Der Beschwerdeführer richtet sich auch gegen die von der belangten Behörde nach § 66 FPG vorgenommene Interessenabwägung. Er bringt vor, er sei Kurde und wegen einer "drohenden Verfolgung" nach Österreich gekommen. In seiner Heimat verfüge er über keinerlei Familienkontakte mehr. Er halte sich seit geraumer Zeit in Österreich auf. Dem hat die belangte Behörde allerdings zutreffend das Bestehen eines hohen öffentlichen Interesses an der Aufrechterhaltung der öffentlichen Ordnung auf dem Gebiet des Fremdenwesens entgegengehalten, das der Beschwerdeführer mit seinem Verhalten in maßgeblicher Weise beeinträchtigt hat. Es ist auch nicht zu beanstanden, wenn die belangte Behörde der bisher erlangten Integration des Beschwerdeführers kein maßgebliches Gewicht beigemessen hat, weil er diese lediglich infolge des Eingehens der Aufenthaltsehe erlangen konnte. Die von ihm im Asylverfahren eingebrachte Berufung hat er aus freien Stücken zurückgezogen. Im Übrigen ist die Frage einer allfälligen Verfolgung im Heimatland nicht im Verfahren zur Erlassung eines Aufenthaltsverbotes, sondern in den dafür eigens zur Verfügung stehenden Verfahren - das der Beschwerdeführer auch angestrengt hat - zu klären (vgl. etwa das hg.

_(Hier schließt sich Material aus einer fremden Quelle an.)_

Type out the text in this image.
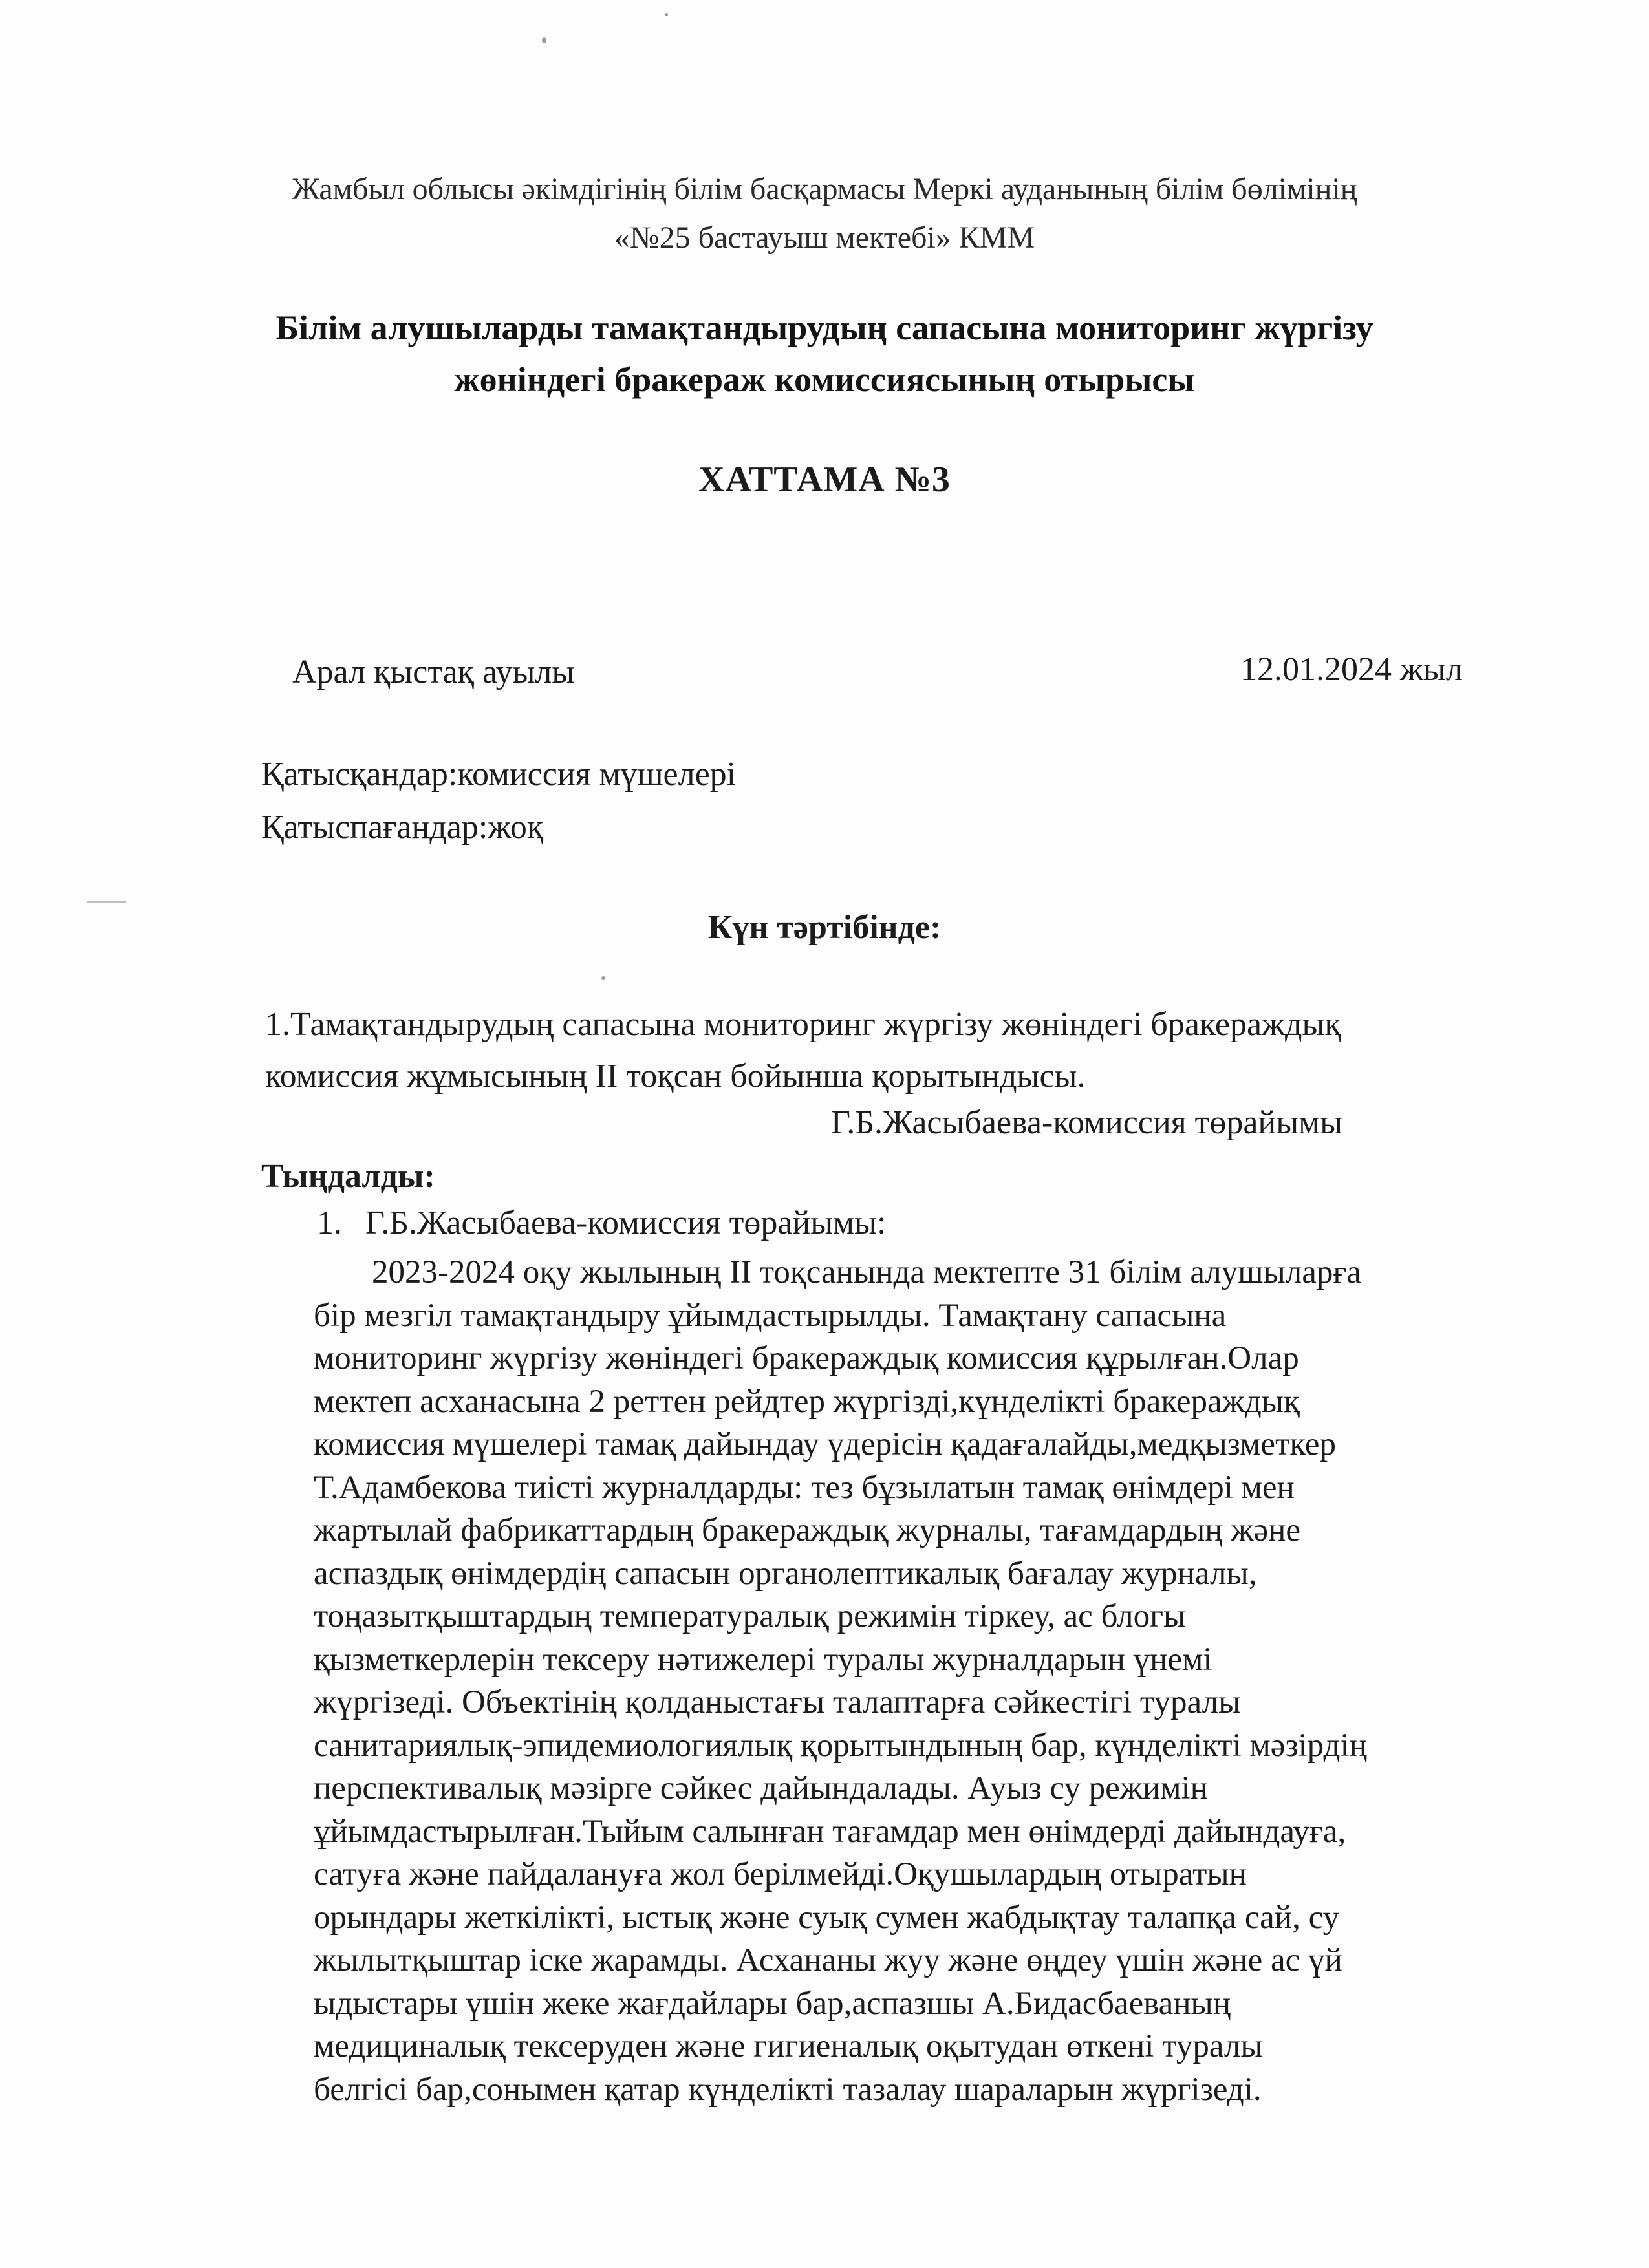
Жамбыл облысы әкімдігінің білім басқармасы Меркі ауданының білім бөлімінің
«№25 бастауыш мектебі» КММ
Білім алушыларды тамақтандырудың сапасына мониторинг жүргізу
жөніндегі бракераж комиссиясының отырысы
ХАТТАМА №3
Арал қыстақ ауылы	12.01.2024 жыл
Қатысқандар:комиссия мүшелері
Қатыспағандар:жоқ
Күн тәртібінде:
1.Тамақтандырудың сапасына мониторинг жүргізу жөніндегі бракераждық
комиссия жұмысының ІІ тоқсан бойынша қорытындысы.
Г.Б.Жасыбаева-комиссия төрайымы
Тыңдалды:
1. Г.Б.Жасыбаева-комиссия төрайымы:
2023-2024 оқу жылының ІІ тоқсанында мектепте 31 білім алушыларға
бір мезгіл тамақтандыру ұйымдастырылды. Тамақтану сапасына
мониторинг жүргізу жөніндегі бракераждық комиссия құрылған.Олар
мектеп асханасына 2 реттен рейдтер жүргізді,күнделікті бракераждық
комиссия мүшелері тамақ дайындау үдерісін қадағалайды,медқызметкер
Т.Адамбекова тиісті журналдарды: тез бұзылатын тамақ өнімдері мен
жартылай фабрикаттардың бракераждық журналы, тағамдардың және
аспаздық өнімдердің сапасын органолептикалық бағалау журналы,
тоңазытқыштардың температуралық режимін тіркеу, ас блогы
қызметкерлерін тексеру нәтижелері туралы журналдарын үнемі
жүргізеді. Объектінің қолданыстағы талаптарға сәйкестігі туралы
санитариялық-эпидемиологиялық қорытындының бар, күнделікті мәзірдің
перспективалық мәзірге сәйкес дайындалады. Ауыз су режимін
ұйымдастырылған.Тыйым салынған тағамдар мен өнімдерді дайындауға,
сатуға және пайдалануға жол берілмейді.Оқушылардың отыратын
орындары жеткілікті, ыстық және суық сумен жабдықтау талапқа сай, су
жылытқыштар іске жарамды. Асхананы жуу және өңдеу үшін және ас үй
ыдыстары үшін жеке жағдайлары бар,аспазшы А.Бидасбаеваның
медициналық тексеруден және гигиеналық оқытудан өткені туралы
белгісі бар,сонымен қатар күнделікті тазалау шараларын жүргізеді.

Erkenntnis vom , Zl. 2009/18/0405, mwN).

Im Ergebnis durfte die belangte Behörde sohin zutreffend davon ausgehen, dass § 66 FPG der Erlassung des Aufenthaltsverbotes nicht entgegensteht.

Soweit der Beschwerdeführer der belangten Behörde eine Überschreitung des Ermessensspielraums vorwirft, zeigt er nicht auf, welche besonderen Umstände es geboten hätten, im Rahmen der Ermessensübung von der Erlassung der gegenständlichen Maßnahme Abstand zu nehmen.

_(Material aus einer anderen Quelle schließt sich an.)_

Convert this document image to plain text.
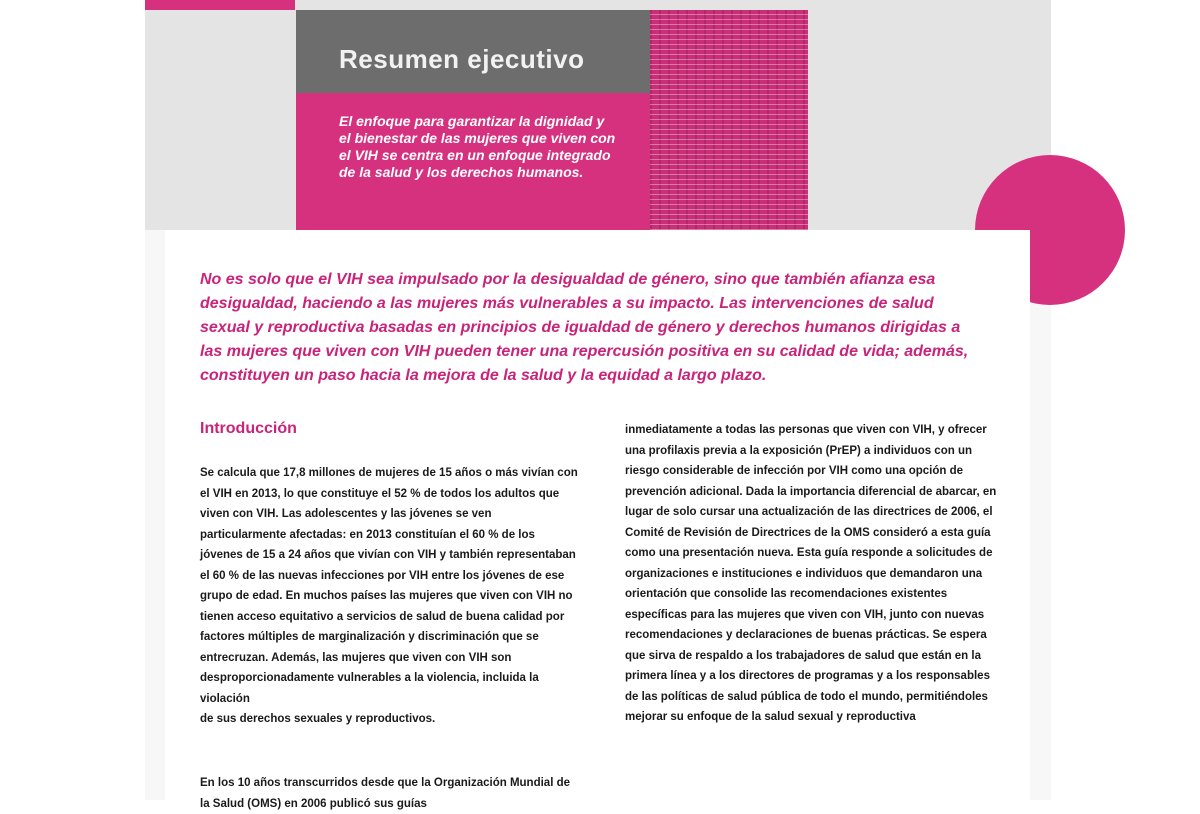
Resumen ejecutivo
El enfoque para garantizar la dignidad y el bienestar de las mujeres que viven con el VIH se centra en un enfoque integrado de la salud y los derechos humanos.
No es solo que el VIH sea impulsado por la desigualdad de género, sino que también afianza esa desigualdad, haciendo a las mujeres más vulnerables a su impacto. Las intervenciones de salud sexual y reproductiva basadas en principios de igualdad de género y derechos humanos dirigidas a las mujeres que viven con VIH pueden tener una repercusión positiva en su calidad de vida; además, constituyen un paso hacia la mejora de la salud y la equidad a largo plazo.
Introducción
Se calcula que 17,8 millones de mujeres de 15 años o más vivían con el VIH en 2013, lo que constituye el 52 % de todos los adultos que viven con VIH. Las adolescentes y las jóvenes se ven particularmente afectadas: en 2013 constituían el 60 % de los jóvenes de 15 a 24 años que vivían con VIH y también representaban el 60 % de las nuevas infecciones por VIH entre los jóvenes de ese grupo de edad. En muchos países las mujeres que viven con VIH no tienen acceso equitativo a servicios de salud de buena calidad por factores múltiples de marginalización y discriminación que se entrecruzan. Además, las mujeres que viven con VIH son desproporcionadamente vulnerables a la violencia, incluida la violación
de sus derechos sexuales y reproductivos.
En los 10 años transcurridos desde que la Organización Mundial de la Salud (OMS) en 2006 publicó sus guías
inmediatamente a todas las personas que viven con VIH, y ofrecer una profilaxis previa a la exposición (PrEP) a individuos con un riesgo considerable de infección por VIH como una opción de prevención adicional. Dada la importancia diferencial de abarcar, en lugar de solo cursar una actualización de las directrices de 2006, el Comité de Revisión de Directrices de la OMS consideró a esta guía como una presentación nueva. Esta guía responde a solicitudes de organizaciones e instituciones e individuos que demandaron una orientación que consolide las recomendaciones existentes específicas para las mujeres que viven con VIH, junto con nuevas recomendaciones y declaraciones de buenas prácticas. Se espera que sirva de respaldo a los trabajadores de salud que están en la primera línea y a los directores de programas y a los responsables de las políticas de salud pública de todo el mundo, permitiéndoles mejorar su enfoque de la salud sexual y reproductiva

Schließlich wendet sich der Beschwerdeführer auch gegen die von der belangten Behörde vorgenommene Festlegung der Dauer des Aufenthaltsverbotes und bringt dazu vor, eine solche Dauer wäre vor dem In-Kraft-Treten des FPG nicht möglich gewesen. Zudem hätte die belangte Behörde die lange Verfahrensdauer und das lange Zurückliegen des Eingehens der Aufenthaltsehe berücksichtigen müssen. Dem ist zum einen zu entgegnen, dass - was der Beschwerdeführer ohnedies selbst erkannt hat - im gegenständlichen Fall die Vorschriften des FPG maßgeblich waren. Zum anderen ist darauf hinzuweisen, dass der Beschwerdeführer bis zuletzt (und so aber auch noch weiterhin in der vorliegenden Beschwerde) das Eingehen einer Aufenthaltsehe wahrheitswidrig bestritten hat. Die von der belangten Behörde vorgenommene Befristung des Aufenthaltsverbotes begegnet sohin keinen Bedenken.

Da somit die behauptete Rechtsverletzung nicht vorliegt, war die Beschwerde gemäß § 42 Abs. 1 VwGG als unbegründet abzuweisen.

Die Kostenentscheidung gründet sich auf die §§ 47 ff VwGG in Verbindung mit der VwGH-Aufwandersatzverordnung 2008.